If you want a more permanent solution, immunotherapy might be an option. Injections expose you to the allergen in gradually increasing doses to build up a tolerance and are typically given at your doctor’s office once a week for about six months, followed by monthly shots for three to five years. You can also try tablets, which dissolve under your tongue and need to be taken daily, starting 12 weeks prior to the season through to the very end. “The shots and tablets don’t just treat the symptoms—they change your body’s response to the allergens,” Kim says, adding that 70 to 80 percent of people get significantly better with immunotherapy.
After Mawson and her family fled the fires near their home, they drove about 250 kilometres north and checked in with the Canadian Red Cross before staying with friends on their ranch. It wasn’t long though before the smoke followed them there. They had to spend most of their time inside, asthma puffers within reach.
When the evacuation order was finally lifted two and a half weeks later, they headed home.

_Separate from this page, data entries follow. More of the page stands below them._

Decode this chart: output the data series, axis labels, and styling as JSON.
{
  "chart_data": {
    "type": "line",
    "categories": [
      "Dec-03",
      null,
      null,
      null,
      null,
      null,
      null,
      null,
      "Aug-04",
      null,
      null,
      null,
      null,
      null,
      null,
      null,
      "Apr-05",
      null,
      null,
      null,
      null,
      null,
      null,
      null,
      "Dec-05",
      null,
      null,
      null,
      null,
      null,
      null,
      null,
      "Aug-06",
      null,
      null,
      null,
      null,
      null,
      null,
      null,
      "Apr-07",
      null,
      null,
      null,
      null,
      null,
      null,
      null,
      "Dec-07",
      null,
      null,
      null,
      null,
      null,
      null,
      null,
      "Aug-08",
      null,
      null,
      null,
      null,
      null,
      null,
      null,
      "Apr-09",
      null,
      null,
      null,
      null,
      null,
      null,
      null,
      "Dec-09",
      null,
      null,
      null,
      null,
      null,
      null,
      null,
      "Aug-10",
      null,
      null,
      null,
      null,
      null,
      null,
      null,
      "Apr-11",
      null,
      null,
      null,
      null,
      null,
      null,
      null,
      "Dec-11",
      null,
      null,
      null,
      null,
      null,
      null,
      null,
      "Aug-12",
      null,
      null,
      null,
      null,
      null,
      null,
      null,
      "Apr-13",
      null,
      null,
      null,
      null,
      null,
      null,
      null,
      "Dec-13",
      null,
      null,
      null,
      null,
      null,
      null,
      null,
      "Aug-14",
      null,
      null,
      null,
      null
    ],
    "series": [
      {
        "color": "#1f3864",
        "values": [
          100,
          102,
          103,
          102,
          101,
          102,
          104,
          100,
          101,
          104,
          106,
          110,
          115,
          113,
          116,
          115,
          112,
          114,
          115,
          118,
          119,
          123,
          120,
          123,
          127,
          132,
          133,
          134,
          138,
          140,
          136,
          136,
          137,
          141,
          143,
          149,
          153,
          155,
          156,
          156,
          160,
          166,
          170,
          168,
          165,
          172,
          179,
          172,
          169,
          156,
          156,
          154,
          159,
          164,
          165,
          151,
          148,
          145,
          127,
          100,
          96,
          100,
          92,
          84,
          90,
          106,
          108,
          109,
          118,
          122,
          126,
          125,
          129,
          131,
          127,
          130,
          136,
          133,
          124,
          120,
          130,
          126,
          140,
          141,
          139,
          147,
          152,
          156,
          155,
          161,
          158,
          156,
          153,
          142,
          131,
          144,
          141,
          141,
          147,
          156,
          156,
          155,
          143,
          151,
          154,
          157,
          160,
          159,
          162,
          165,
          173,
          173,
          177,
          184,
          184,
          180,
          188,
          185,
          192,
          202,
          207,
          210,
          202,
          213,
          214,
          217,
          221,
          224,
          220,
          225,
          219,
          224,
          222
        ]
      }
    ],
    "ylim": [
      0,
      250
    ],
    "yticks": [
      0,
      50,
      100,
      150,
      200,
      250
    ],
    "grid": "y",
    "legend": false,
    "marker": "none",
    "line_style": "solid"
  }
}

Mawson couldn’t help but cry as she drove by army personnel and signs welcoming back evacuees—she was moved by how everyone had come together to protect her community.
They were home and they were safe, but they weren’t in the clear. The smoke stuck around all summer, so Mawson kept the kids inside with the air filters running: no lake, no park, no trampoline. Last year wasn’t much better—they didn’t have to evacuate, but smoke from nearby fires forced them inside. Mawson now needs to use a puffer every day. She was also diagnosed with high blood pressure, which she attributes to the lack of clean air and the stress it caused, and suffers from mild post-traumatic stress disorder. “The sight of smoke actually causes a physiological reaction in my body of total anxiety,” she says. “When I hear a helicopter going over my house, my first thought is, ‘Where’s the fire?’”
Mawson is doing what she can to protect her family but believes more government action is needed to support individual efforts. Howard agrees. “The most important individual action anybody could take is to vote for politicians who take climate change seriously as a health risk,” says Howard. “If we can’t mitigate it now, we’re heading to a place our children can’t adapt to. Talk to your friends and family. The more we talk about it, the more we’re going to come up with solutions that will help keep everybody safe and healthy. We’re all in this situation, but we’re all in it together.”